De nombreuses personnes pensaient que Shapiro, qui remplit toutes ces conditions, était le choix évident pour la vice-présidence. Il a été élu gouverneur en 2022, alors qu'il était procureur général, et a représenté les Pennsylvaniens au niveau local et fédéral pendant plus de 20 ans. Le principal atout de M. Shapiro est sa popularité auprès des électeurs de la Pennsylvanie, un État charnière qui pourrait décider si Mme Harris ou son adversaire républicain, l'ancien président Donald Trump, remportera l'élection de novembre. Avec un taux d'approbation de 60%, M. Shapiro semblait en mesure d'assurer la victoire de Mme Harris dans cet État, et donc, peut-être, la présidence.

Pourquoi Walz ?

Harris a choisi Walz. Qu'est-ce que cela nous apprend sur elle en tant que candidate et présidente potentielle ?
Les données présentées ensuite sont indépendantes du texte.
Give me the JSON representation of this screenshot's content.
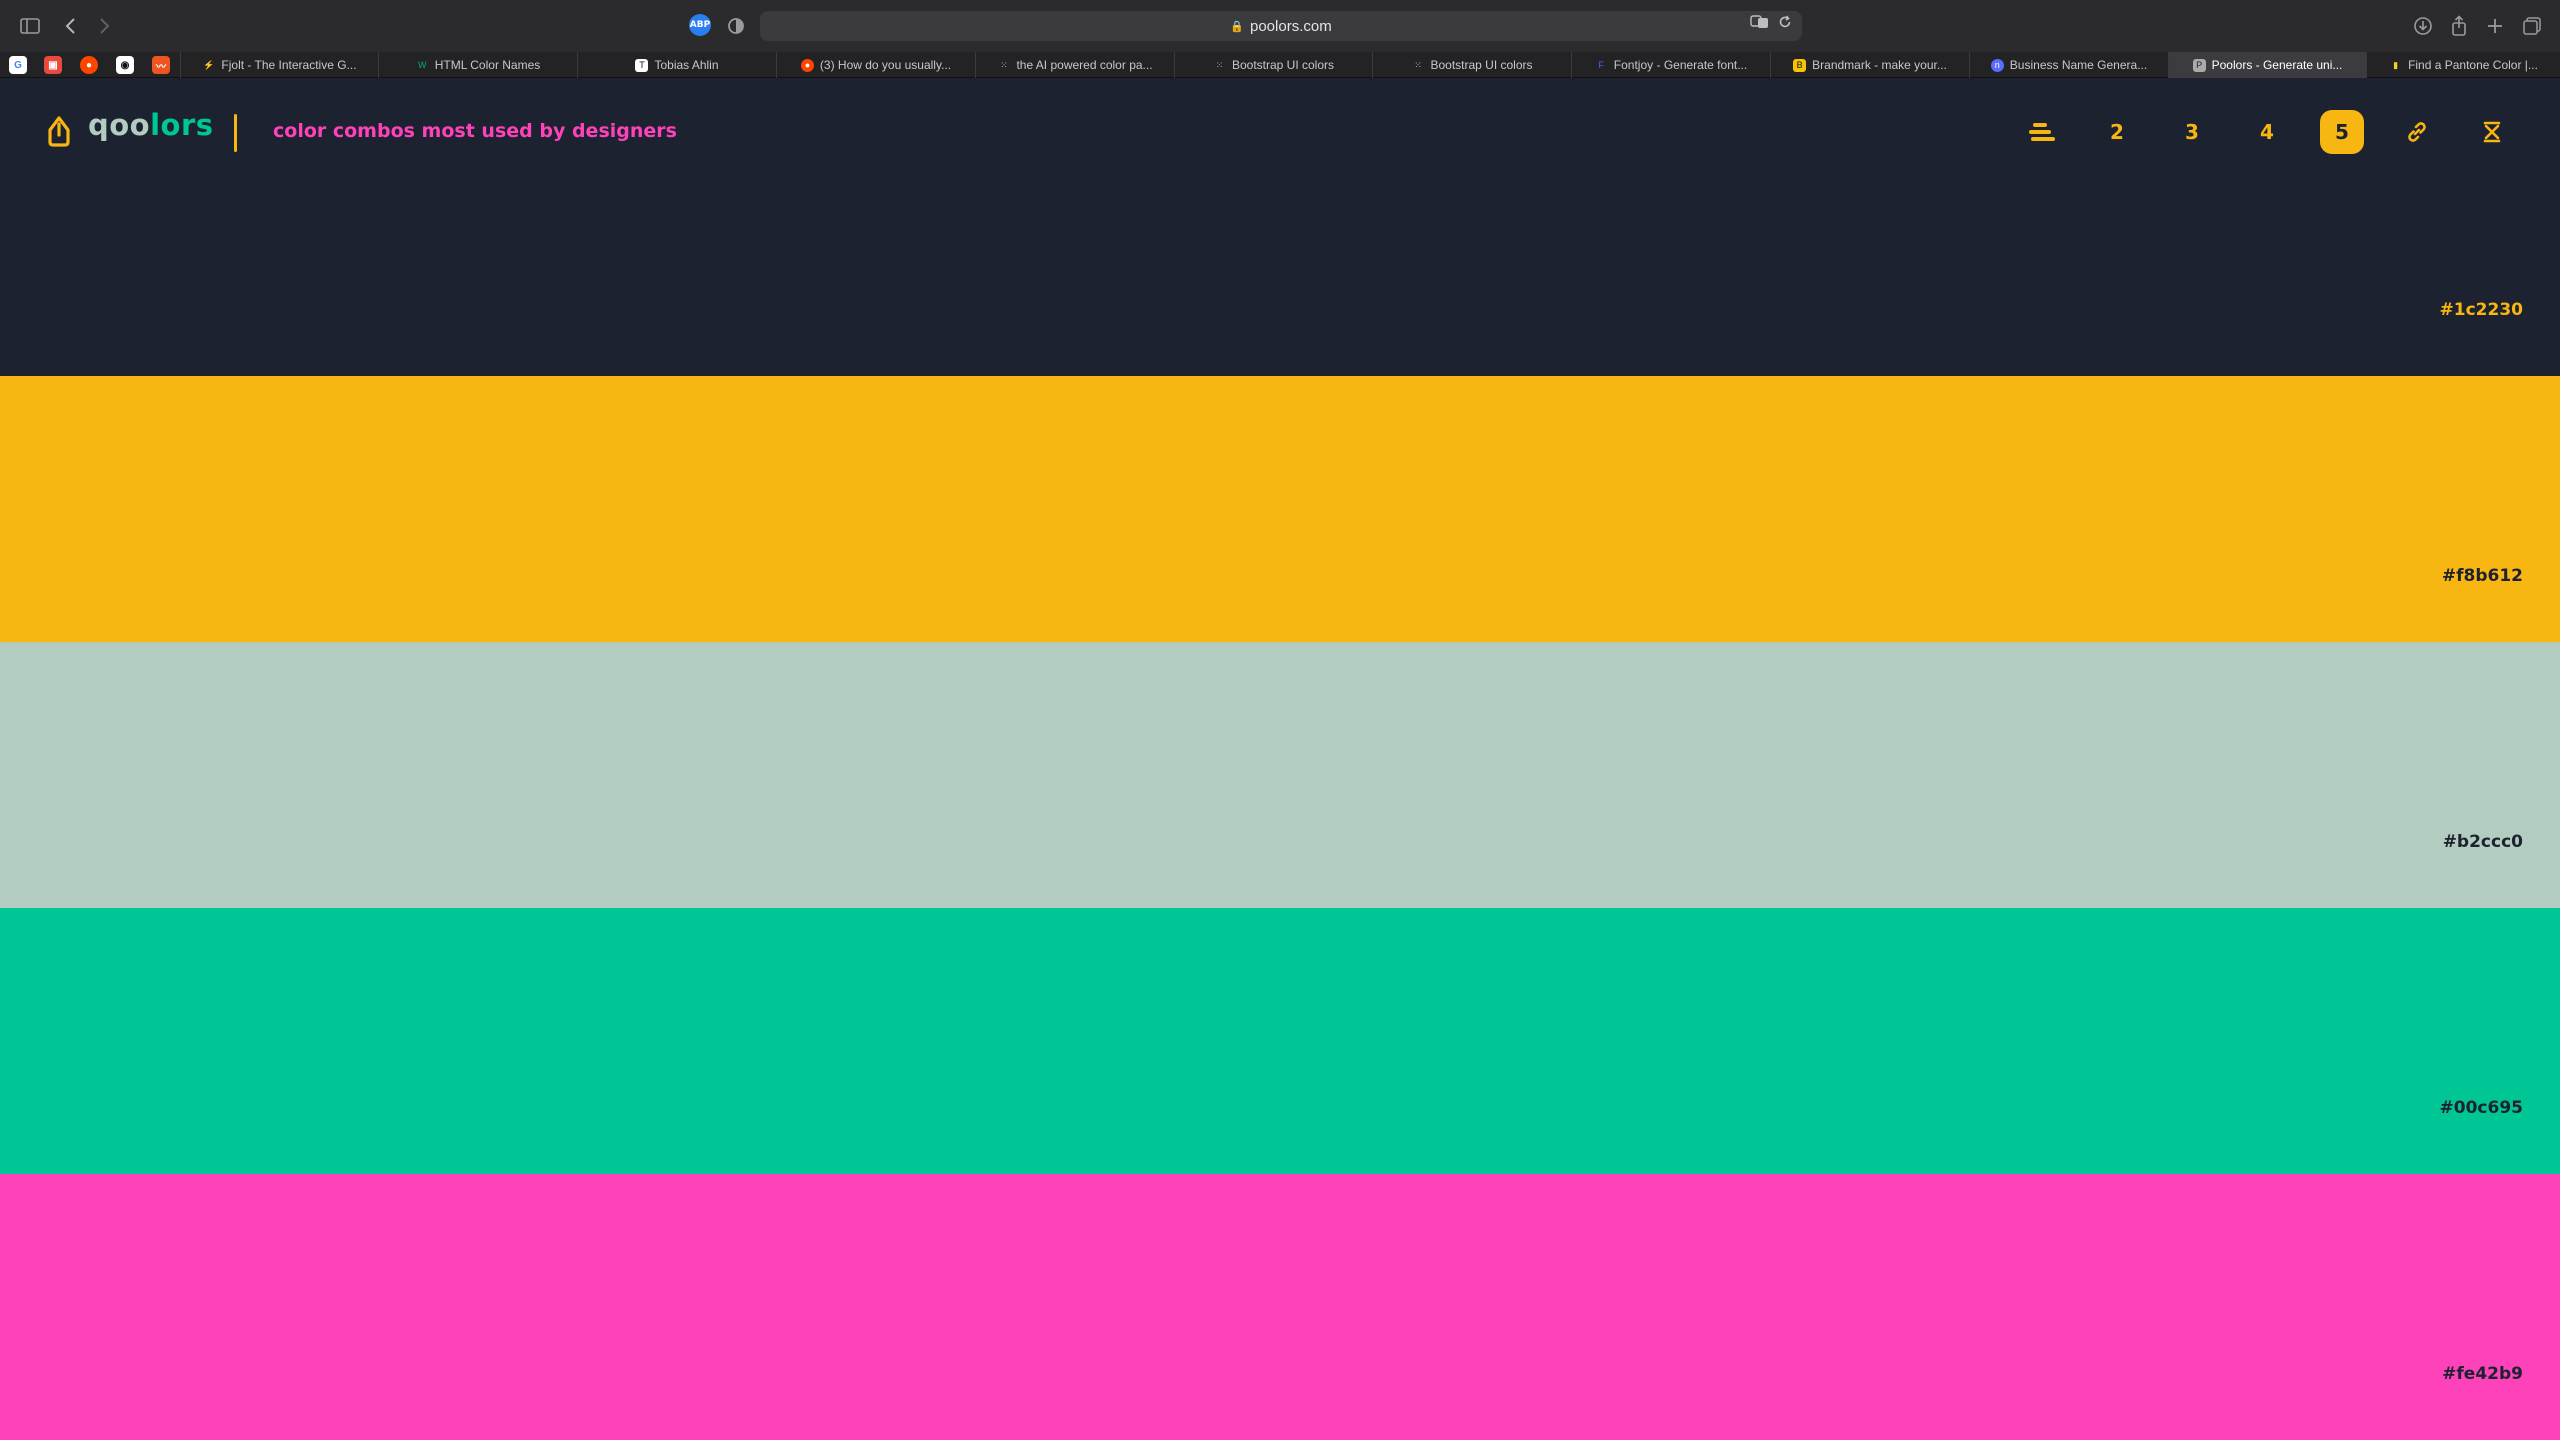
{
  "browser": {
    "url": "poolors.com",
    "extension_badge": "ABP",
    "pinned_tabs": [
      {
        "icon": "google-icon",
        "color": "#ffffff"
      },
      {
        "icon": "red-app-icon",
        "color": "#e84a3c"
      },
      {
        "icon": "reddit-icon",
        "color": "#ff4500"
      },
      {
        "icon": "github-icon",
        "color": "#ffffff"
      },
      {
        "icon": "orange-app-icon",
        "color": "#ee5522"
      }
    ],
    "tabs": [
      {
        "label": "Fjolt - The Interactive G...",
        "fav": "⚡",
        "color": "#e8a317"
      },
      {
        "label": "HTML Color Names",
        "fav": "W",
        "color": "#04aa6d"
      },
      {
        "label": "Tobias Ahlin",
        "fav": "T",
        "color": "#ffffff"
      },
      {
        "label": "(3) How do you usually...",
        "fav": "●",
        "color": "#ff4500"
      },
      {
        "label": "the AI powered color pa...",
        "fav": "⁙",
        "color": "#cccccc"
      },
      {
        "label": "Bootstrap UI colors",
        "fav": "⁙",
        "color": "#cccccc"
      },
      {
        "label": "Bootstrap UI colors",
        "fav": "⁙",
        "color": "#cccccc"
      },
      {
        "label": "Fontjoy - Generate font...",
        "fav": "F",
        "color": "#3b6cff"
      },
      {
        "label": "Brandmark - make your...",
        "fav": "B",
        "color": "#f8c300"
      },
      {
        "label": "Business Name Genera...",
        "fav": "n",
        "color": "#5b6cff"
      },
      {
        "label": "Poolors - Generate uni...",
        "fav": "P",
        "color": "#aaaaaa"
      },
      {
        "label": "Find a Pantone Color |...",
        "fav": "▮",
        "color": "#f2d21b"
      }
    ]
  },
  "header": {
    "logo_part1": "qoo",
    "logo_part2": "lors",
    "tagline": "color combos most used by designers",
    "nav": [
      {
        "label": "",
        "icon": "layers-icon"
      },
      {
        "label": "2"
      },
      {
        "label": "3"
      },
      {
        "label": "4"
      },
      {
        "label": "5",
        "active": true
      },
      {
        "label": "",
        "icon": "link-icon"
      },
      {
        "label": "",
        "icon": "shuffle-icon"
      }
    ]
  },
  "palette": [
    {
      "hex": "#1c2230",
      "text_color": "#f8b612"
    },
    {
      "hex": "#f8b612",
      "text_color": "#1c2230"
    },
    {
      "hex": "#b2ccc0",
      "text_color": "#1c2230"
    },
    {
      "hex": "#00c695",
      "text_color": "#1c2230"
    },
    {
      "hex": "#fe42b9",
      "text_color": "#1c2230"
    }
  ]
}
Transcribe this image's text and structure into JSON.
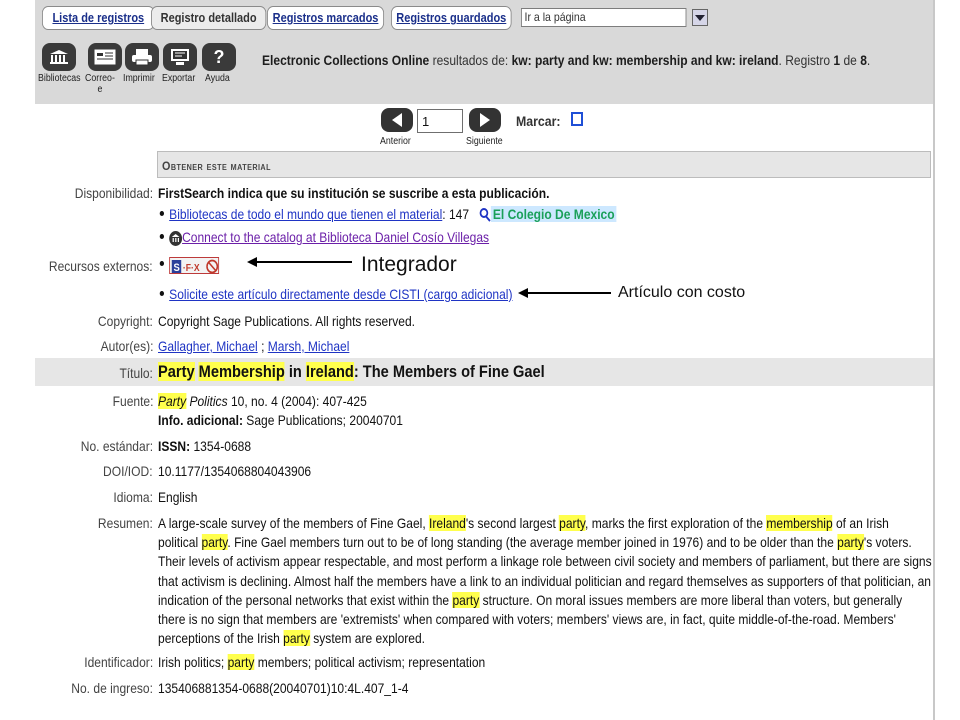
{
  "tabs": [
    {
      "label": "Lista de registros"
    },
    {
      "label": "Registro detallado"
    },
    {
      "label": "Registros marcados"
    },
    {
      "label": "Registros guardados"
    }
  ],
  "goto": {
    "value": "Ir a la página"
  },
  "toolbar": {
    "items": [
      {
        "label": "Bibliotecas",
        "icon": "library-icon"
      },
      {
        "label": "Correo-\ne",
        "icon": "email-icon"
      },
      {
        "label": "Imprimir",
        "icon": "print-icon"
      },
      {
        "label": "Exportar",
        "icon": "export-icon"
      },
      {
        "label": "Ayuda",
        "icon": "help-icon"
      }
    ],
    "summary": {
      "db": "Electronic Collections Online",
      "results_de": "resultados de:",
      "query": "kw: party and kw: membership and kw: ireland",
      "registro": ". Registro",
      "current": "1",
      "de": "de",
      "total": "8",
      "end": "."
    }
  },
  "nav": {
    "record_no": "1",
    "prev": "Anterior",
    "next": "Siguiente",
    "mark": "Marcar:"
  },
  "section": {
    "title": "Obtener este material"
  },
  "availability": {
    "label": "Disponibilidad:",
    "statement": "FirstSearch indica que su institución se suscribe a esta publicación.",
    "libraries_link": "Bibliotecas de todo el mundo que tienen el material",
    "libraries_count": ": 147",
    "holding": "El Colegio De Mexico",
    "catalog_link": "Connect to the catalog at Biblioteca Daniel Cosío Villegas"
  },
  "external": {
    "label": "Recursos externos:",
    "sfx_text": "SFX",
    "cisti_link": "Solicite este artículo directamente desde CISTI (cargo adicional)"
  },
  "copyright": {
    "label": "Copyright:",
    "value": "Copyright Sage Publications. All rights reserved."
  },
  "authors": {
    "label": "Autor(es):",
    "a1": "Gallagher, Michael",
    "sep": " ; ",
    "a2": "Marsh, Michael"
  },
  "title": {
    "label": "Título:",
    "w1": "Party",
    "w2": "Membership",
    "w3": " in ",
    "w4": "Ireland",
    "rest": ": The Members of Fine Gael"
  },
  "source": {
    "label": "Fuente:",
    "w1": "Party",
    "journal": " Politics",
    "rest": " 10, no. 4 (2004): 407-425",
    "info_label": "Info. adicional:",
    "info": " Sage Publications; 20040701"
  },
  "issn": {
    "label": "No. estándar:",
    "key": "ISSN:",
    "value": " 1354-0688"
  },
  "doi": {
    "label": "DOI/IOD:",
    "value": "10.1177/1354068804043906"
  },
  "language": {
    "label": "Idioma:",
    "value": "English"
  },
  "abstract": {
    "label": "Resumen:",
    "parts": [
      "A large-scale survey of the members of Fine Gael, ",
      "Ireland",
      "'s second largest ",
      "party",
      ", marks the first exploration of the ",
      "membership",
      " of an Irish political ",
      "party",
      ". Fine Gael members turn out to be of long standing (the average member joined in 1976) and to be older than the ",
      "party",
      "'s voters. Their levels of activism appear respectable, and most perform a linkage role between civil society and members of parliament, but there are signs that activism is declining. Almost half the members have a link to an individual politician and regard themselves as supporters of that politician, an indication of the personal networks that exist within the ",
      "party",
      " structure. On moral issues members are more liberal than voters, but generally there is no sign that members are 'extremists' when compared with voters; members' views are, in fact, quite middle-of-the-road. Members' perceptions of the Irish ",
      "party",
      " system are explored."
    ]
  },
  "identifier": {
    "label": "Identificador:",
    "a": "Irish politics; ",
    "hl": "party",
    "b": " members; political activism; representation"
  },
  "accession": {
    "label": "No. de ingreso:",
    "value": "135406881354-0688(20040701)10:4L.407_1-4"
  },
  "annotations": {
    "integrador": "Integrador",
    "articulo": "Artículo con costo"
  }
}
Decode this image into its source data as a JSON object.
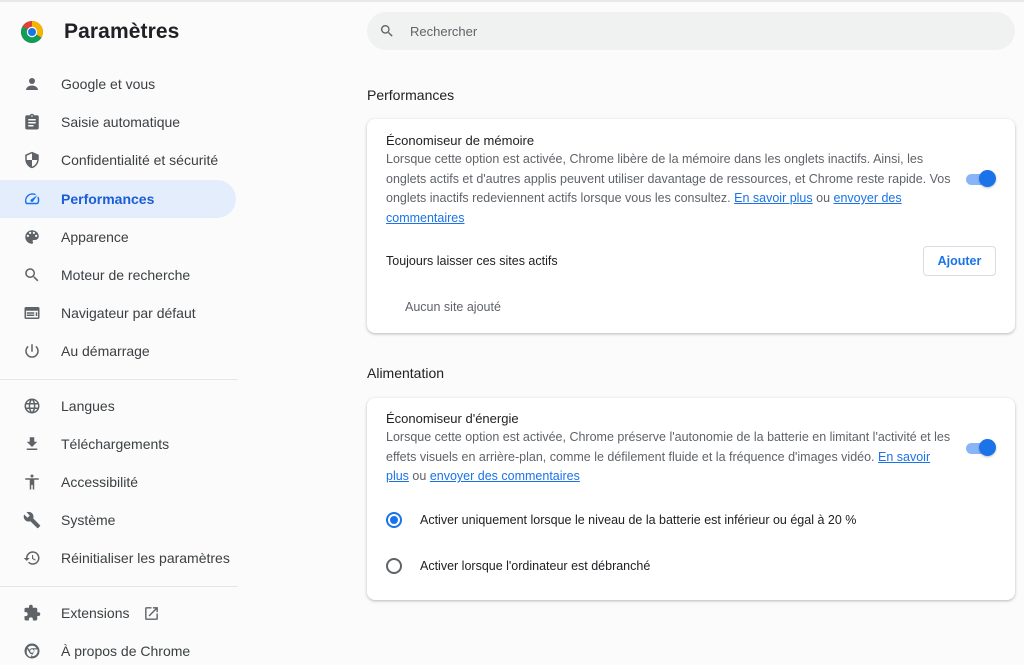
{
  "app": {
    "title": "Paramètres"
  },
  "search": {
    "placeholder": "Rechercher",
    "value": ""
  },
  "sidebar": {
    "items": [
      {
        "label": "Google et vous",
        "icon": "person-icon"
      },
      {
        "label": "Saisie automatique",
        "icon": "clipboard-icon"
      },
      {
        "label": "Confidentialité et sécurité",
        "icon": "shield-icon"
      },
      {
        "label": "Performances",
        "icon": "speedometer-icon",
        "active": true
      },
      {
        "label": "Apparence",
        "icon": "palette-icon"
      },
      {
        "label": "Moteur de recherche",
        "icon": "search-icon"
      },
      {
        "label": "Navigateur par défaut",
        "icon": "browser-window-icon"
      },
      {
        "label": "Au démarrage",
        "icon": "power-icon"
      },
      {
        "label": "Langues",
        "icon": "globe-icon"
      },
      {
        "label": "Téléchargements",
        "icon": "download-icon"
      },
      {
        "label": "Accessibilité",
        "icon": "accessibility-icon"
      },
      {
        "label": "Système",
        "icon": "wrench-icon"
      },
      {
        "label": "Réinitialiser les paramètres",
        "icon": "restore-icon"
      },
      {
        "label": "Extensions",
        "icon": "puzzle-icon",
        "external": true
      },
      {
        "label": "À propos de Chrome",
        "icon": "chrome-icon"
      }
    ]
  },
  "performances": {
    "section_title": "Performances",
    "memory_saver": {
      "title": "Économiseur de mémoire",
      "description": "Lorsque cette option est activée, Chrome libère de la mémoire dans les onglets inactifs. Ainsi, les onglets actifs et d'autres applis peuvent utiliser davantage de ressources, et Chrome reste rapide. Vos onglets inactifs redeviennent actifs lorsque vous les consultez.",
      "learn_more": "En savoir plus",
      "or": "ou",
      "feedback": "envoyer des commentaires",
      "enabled": true
    },
    "always_active": {
      "label": "Toujours laisser ces sites actifs",
      "add_button": "Ajouter",
      "empty_text": "Aucun site ajouté"
    }
  },
  "power": {
    "section_title": "Alimentation",
    "energy_saver": {
      "title": "Économiseur d'énergie",
      "description": "Lorsque cette option est activée, Chrome préserve l'autonomie de la batterie en limitant l'activité et les effets visuels en arrière-plan, comme le défilement fluide et la fréquence d'images vidéo.",
      "learn_more": "En savoir plus",
      "or": "ou",
      "feedback": "envoyer des commentaires",
      "enabled": true
    },
    "options": [
      {
        "label": "Activer uniquement lorsque le niveau de la batterie est inférieur ou égal à 20 %",
        "checked": true
      },
      {
        "label": "Activer lorsque l'ordinateur est débranché",
        "checked": false
      }
    ]
  },
  "colors": {
    "accent": "#1a73e8",
    "active_nav_bg": "#e3edfc",
    "toggle_track": "#8ab4f8"
  }
}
Tout d'abord, Mme Harris a choisi le candidat le mieux qualifié pour la vice-présidence : Walz qui en est à son deuxième mandat de gouverneur, a siégé pendant 12 ans à la Chambre des représentants. Il est également vétéran de l'armée depuis 24 ans et a été membre de la commission des affaires des anciens combattants de la Chambre des représentants.

M. Walz est le seul candidat à la vice-présidence à avoir exercé des fonctions au sein du gouvernement fédéral et de l'État. Il apporte à la Maison Blanche l'expérience de l'exécutif en tant que gouverneur et une expérience en matière de politique étrangère en tant qu'ancien membre du Congrès. Dans ce dernier rôle, Walz s'est opposé à l'invasion de l'Irak et aux actions militaires américaines en Syrie. Il soutient généralement Israël et, à la suite de l'attentat du 7 octobre menée par le Hamas, a affirmé le "droit de Tel-Aviv à se défendre". Walz s'est également montré ouvert à la critique de l'offensive militaire israélienne à Gaza et à soutenir un éventuel cessez-le-feu.

En comparaison, M. Shapiro est un gouverneur dont c'est le premier mandat et qui n'a jamais exercé de fonctions fédérales. Les électeurs l'auraient probablement trouvé bien qualifié au même titre que les autres candidats à la vice-présidence. Cependant, Walz est le mieux préparé pour occuper le poste de "second" au sein de l'équipe de Harris, voire à prendre la relève en tant que commandant en chef si nécessaire.

Certains électeurs démocrates ont également pu s'opposer à la critique de Shapiro à l'égard des manifestants du campus contre la guerre à Gaza, bien qu'il ait également critiqué le Premier ministre israélien Benjamin Netanyahu.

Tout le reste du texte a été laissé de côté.